Grünes Licht für neue Lebensmittel-Kennzeichnung: Macht Tesco uns was vor?

| 10 Lesermeinungen

Seit Jahren wehren sich Hersteller erfolgreich gegen eine "Ampelkennzeichnung" auf Lebensmittel-Verpackungen, die mit einfachen Farben Fett-, Zucker- und Salzgehalt angibt. In Großbritannien hat Marktführer Tesco jetzt die 180-Grad-Wende beschlossen, Kontrahent Sainsbury's triumphiert. Ginge das auch in Deutschland?

Wahrscheinlich haben Sie’s immer geahnt: Kekse machen gar nicht schlank; Chips gehören doch nicht zu einer vollwertigen Ernährung dazu; und die Extraportion Milch verwirkt ihren Vorteil, wenn man dafür erst eine dicke Schokoladenschicht abnagen muss.

Weil es aber haufenweise Lebensmittel gibt, die noch viel ungesünder sind als ihr Ruf, fordern Verbraucherschützer seit Jahren eine „Ampelkennzeichnung“ auf Verpackungen. In den Ampelfarben Rot, Gelb und Grün soll dort angegeben sein, wieviel Fett, Zucker und Salz pro 100 Gramm drinsteckt (rot ist viel, grün ist wenig), damit die Käufer gleich im Markt sehen, was sie da kaufen.

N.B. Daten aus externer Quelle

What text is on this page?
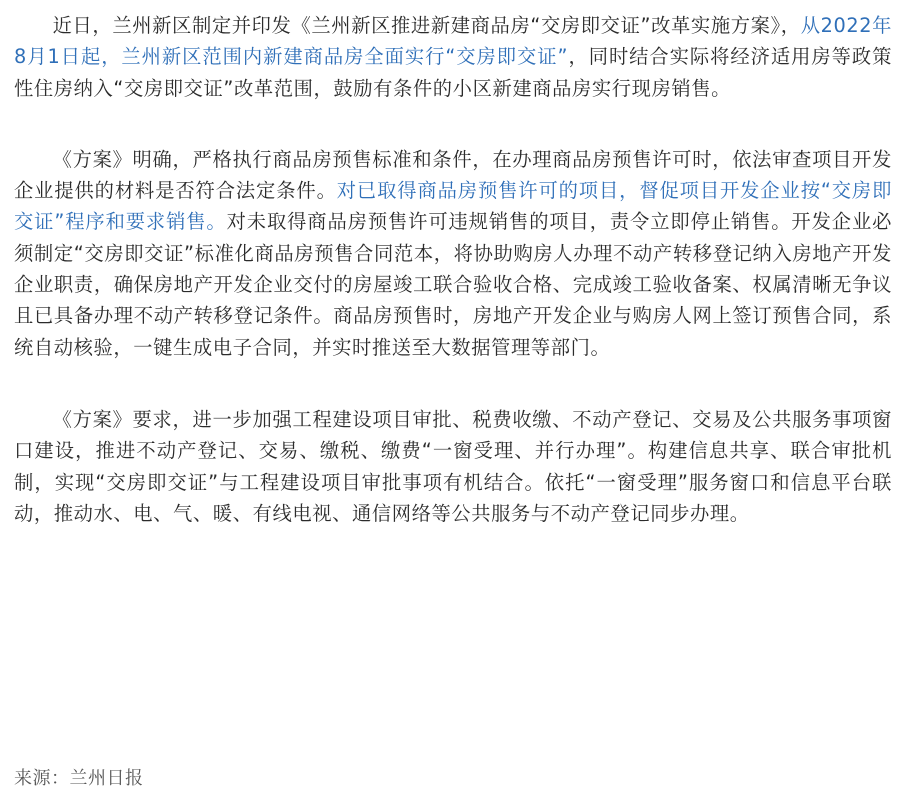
近日，兰州新区制定并印发《兰州新区推进新建商品房“交房即交证”改革实施方案》，从2022年8月1日起，兰州新区范围内新建商品房全面实行“交房即交证”，同时结合实际将经济适用房等政策性住房纳入“交房即交证”改革范围，鼓励有条件的小区新建商品房实行现房销售。

《方案》明确，严格执行商品房预售标准和条件，在办理商品房预售许可时，依法审查项目开发企业提供的材料是否符合法定条件。对已取得商品房预售许可的项目，督促项目开发企业按“交房即交证”程序和要求销售。对未取得商品房预售许可违规销售的项目，责令立即停止销售。开发企业必须制定“交房即交证”标准化商品房预售合同范本，将协助购房人办理不动产转移登记纳入房地产开发企业职责，确保房地产开发企业交付的房屋竣工联合验收合格、完成竣工验收备案、权属清晰无争议且已具备办理不动产转移登记条件。商品房预售时，房地产开发企业与购房人网上签订预售合同，系统自动核验，一键生成电子合同，并实时推送至大数据管理等部门。

《方案》要求，进一步加强工程建设项目审批、税费收缴、不动产登记、交易及公共服务事项窗口建设，推进不动产登记、交易、缴税、缴费“一窗受理、并行办理”。构建信息共享、联合审批机制，实现“交房即交证”与工程建设项目审批事项有机结合。依托“一窗受理”服务窗口和信息平台联动，推动水、电、气、暖、有线电视、通信网络等公共服务与不动产登记同步办理。

来源：兰州日报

Wie’s derzeit aussieht, wird es diese Ampel in Deutschland erstmal nicht geben. Die EU hat eine verpflichtende Einführung in ihrer „Lebensmittelinformationsverordnung“ abgelehnt; die Industrie ist sowieso strikt dagegen; und – so ein Zufall – auch die deutsche Regierung konnte sich nicht dazu durchringen, eine eigenständige Regelung aufzusetzen. Dafür haben wir ja unser GDA-System! Kennen Sie nicht? Doch, doch, das sind die bunten Noppen mit den vielen Zahlen drin, die auf vielen Packungen stehen und die Sie nie lesen:

Bild zu: Grünes Licht für neue Lebensmittel-Kennzeichnung: Macht Tesco uns was vor?

GDA steht für „General Daily Amount“, zu deutsch: „Richtwerte der empfohlenen Tagesmenge“. Die „Tagesmenge“ sind die Kalorien, die eine Person pro Tag durchschnittlich zu sich nehmen sollte. Die Industrie sagt: Das ist doch viel genauer als so ein plumpes Rumgeampel! Und die Verbraucherschützer sagen: Es bringt aber nix, wenn die Angabe für Kinder genau dieselbe ist wie für erwachsene Männer – und wenn ihr die Prozentwerte oft für völlig unrealistische Portiönchen angebt, weil eben kein Mensch bloß 30 Gramm Müsli isst.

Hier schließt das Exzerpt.